Jane Delgado, president and CEO, National Alliance for Hispanic Health, outlines the group's efforts to educate Hispanics about medicine
What are you currently focusing on?
Our knowledge of the Hispanic community indicates that individuals prefer to resolve their own health issues. As more than one in three Hispanics do not have a regular source of healthcare, it is the consumer group most likely to take over-the-counter medicines.
From our focus groups, we found many Hispanic consumers do not check to see if their medicines contain acetaminophen [a drug ingredient in more than 600 over-the-counter and prescription medicines], and are not aware of the health risks associated with taking too much acetaminophen.
To raise awareness on the importance of safe medicine use among Hispanic consumers, the alliance partnered with the Acetaminophen Awareness Coalition and the group's Know Your Dose Campaign.
What were key messages for the effort?
We identified the following messages for consumers: Acetaminophen is the most common drug ingredient in the US.
Taking more acetaminophen than directed can lead to liver damage.
Always read and follow the medicine label. Never take two drugs that contain acetaminophen at the same time, and if you drink alcoholic beverages while taking acetaminophen, you may be at increased risk for liver damage.

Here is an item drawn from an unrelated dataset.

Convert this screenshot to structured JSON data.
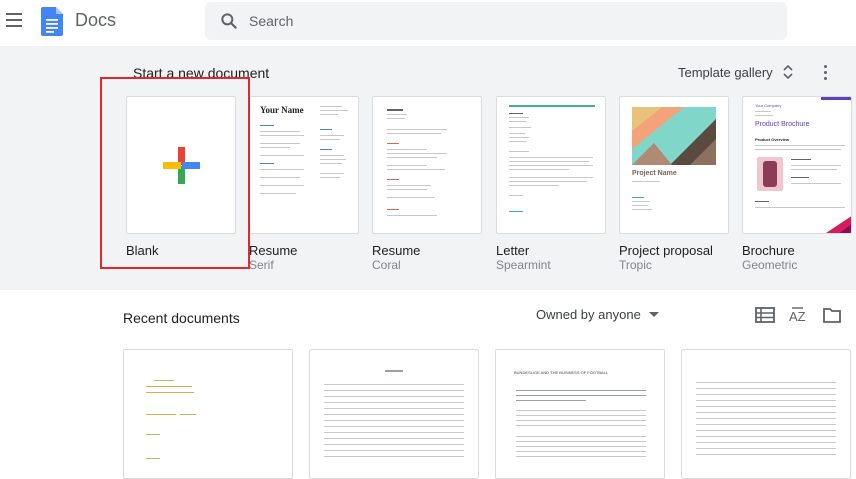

How did the alliance perform outreach?
We used our network of community-based healthcare providers to distribute materials to 250 local groups and to pharmacies in the top 25 Hispanic communities. We also utilized radio, TV, print, and social media to post information.
What sort of coverage did you get?
Acetaminophen safety messages were broadcast by more than 100 Spanish-language radio stations, reaching an estimated 6 million radio listeners.
A joint press release from the alliance and the awareness coalition was picked up by more than 160 news outlets and generated approximately 130 million impressions.
Would you say the effort was a success?
Yes. The alliance has since distributed more than 50,000 Spanish-language materials to community centers nationwide. However, this is part of an ongoing effort as we need to change the way Hispanic consumers use medicines.